Agora, o tribunal em Minas abriu processo para minha aposentadoria compulsória.

Por que o senhor não aceitou a remoção para uma vara cível?
Machado — Há recursos a serem decididos. Se eu assumisse, estaria aceitando a punição.

O governo do Estado alega que acelerou a construção e a melhoria de presídios. É


verdade?
Machado — Aqui, em Contagem, as unidades prisionais deixaram de existir em 2007.Hoje, só
existe a penitenciária.
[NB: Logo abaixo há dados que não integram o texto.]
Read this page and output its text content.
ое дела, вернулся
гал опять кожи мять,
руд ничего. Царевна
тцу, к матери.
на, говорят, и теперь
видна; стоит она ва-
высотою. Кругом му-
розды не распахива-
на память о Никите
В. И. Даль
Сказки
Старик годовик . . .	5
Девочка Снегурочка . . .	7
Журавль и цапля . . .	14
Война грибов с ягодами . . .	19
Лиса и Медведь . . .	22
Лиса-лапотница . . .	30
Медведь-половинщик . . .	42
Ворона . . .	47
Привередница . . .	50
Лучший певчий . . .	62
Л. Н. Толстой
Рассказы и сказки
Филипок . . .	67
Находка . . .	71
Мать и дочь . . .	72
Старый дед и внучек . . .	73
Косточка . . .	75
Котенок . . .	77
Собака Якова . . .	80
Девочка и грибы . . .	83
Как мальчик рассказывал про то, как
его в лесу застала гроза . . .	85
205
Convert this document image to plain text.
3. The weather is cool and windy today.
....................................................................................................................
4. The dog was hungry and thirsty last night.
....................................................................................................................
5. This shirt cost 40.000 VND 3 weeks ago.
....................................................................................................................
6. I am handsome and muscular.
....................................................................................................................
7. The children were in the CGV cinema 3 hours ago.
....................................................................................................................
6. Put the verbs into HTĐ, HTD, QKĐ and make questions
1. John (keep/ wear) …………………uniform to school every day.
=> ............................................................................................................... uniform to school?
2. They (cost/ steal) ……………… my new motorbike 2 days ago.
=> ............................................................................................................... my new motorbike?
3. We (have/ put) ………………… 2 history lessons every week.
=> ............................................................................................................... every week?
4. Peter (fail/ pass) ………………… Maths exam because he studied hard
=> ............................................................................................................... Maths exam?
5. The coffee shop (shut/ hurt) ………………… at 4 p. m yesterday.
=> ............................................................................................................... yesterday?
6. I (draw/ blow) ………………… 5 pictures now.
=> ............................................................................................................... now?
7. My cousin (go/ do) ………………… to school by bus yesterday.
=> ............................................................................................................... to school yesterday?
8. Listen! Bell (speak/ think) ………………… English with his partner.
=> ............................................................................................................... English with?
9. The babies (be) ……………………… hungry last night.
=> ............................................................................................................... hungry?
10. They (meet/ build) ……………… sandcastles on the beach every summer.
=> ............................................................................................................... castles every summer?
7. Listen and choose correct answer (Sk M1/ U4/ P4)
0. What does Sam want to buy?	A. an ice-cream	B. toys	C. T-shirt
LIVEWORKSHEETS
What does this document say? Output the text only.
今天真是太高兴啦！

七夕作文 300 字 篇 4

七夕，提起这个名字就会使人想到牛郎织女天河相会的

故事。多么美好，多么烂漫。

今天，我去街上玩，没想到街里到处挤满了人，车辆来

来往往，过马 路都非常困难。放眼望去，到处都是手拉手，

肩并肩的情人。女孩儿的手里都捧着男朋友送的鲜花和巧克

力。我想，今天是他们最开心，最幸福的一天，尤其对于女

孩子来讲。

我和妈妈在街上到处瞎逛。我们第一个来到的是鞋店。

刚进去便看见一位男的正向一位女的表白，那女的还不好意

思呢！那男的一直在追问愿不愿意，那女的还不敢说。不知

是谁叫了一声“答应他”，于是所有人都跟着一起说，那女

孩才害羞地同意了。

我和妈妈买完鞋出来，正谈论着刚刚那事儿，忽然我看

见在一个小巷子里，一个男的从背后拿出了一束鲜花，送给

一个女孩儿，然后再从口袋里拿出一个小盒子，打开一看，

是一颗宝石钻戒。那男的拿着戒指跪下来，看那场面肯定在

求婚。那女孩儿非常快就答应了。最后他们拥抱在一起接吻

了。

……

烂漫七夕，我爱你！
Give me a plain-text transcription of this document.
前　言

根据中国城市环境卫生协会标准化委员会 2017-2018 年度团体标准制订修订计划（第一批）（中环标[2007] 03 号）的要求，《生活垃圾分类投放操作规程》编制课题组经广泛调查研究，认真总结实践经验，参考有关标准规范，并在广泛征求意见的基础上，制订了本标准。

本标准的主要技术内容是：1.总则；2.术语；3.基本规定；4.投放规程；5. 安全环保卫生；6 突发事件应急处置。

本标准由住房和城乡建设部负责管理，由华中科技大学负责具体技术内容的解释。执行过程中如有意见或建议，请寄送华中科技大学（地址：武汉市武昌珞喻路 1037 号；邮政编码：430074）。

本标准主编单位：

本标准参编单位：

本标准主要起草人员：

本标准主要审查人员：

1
De certa forma, foi um dos efeitos da ação. Não tem mais preso condenado
em delegacia aguardando vaga na penitenciária. Foi criado um centro de internação provisória.
Mas, num distrito investigado pela CPI do Sistema Carcerário, viram que a situação continuava
grave.

Quando o senhor decidiu que iria deixar a Magistratura?


Machado — Quando vi a Constituição sendo rasgada.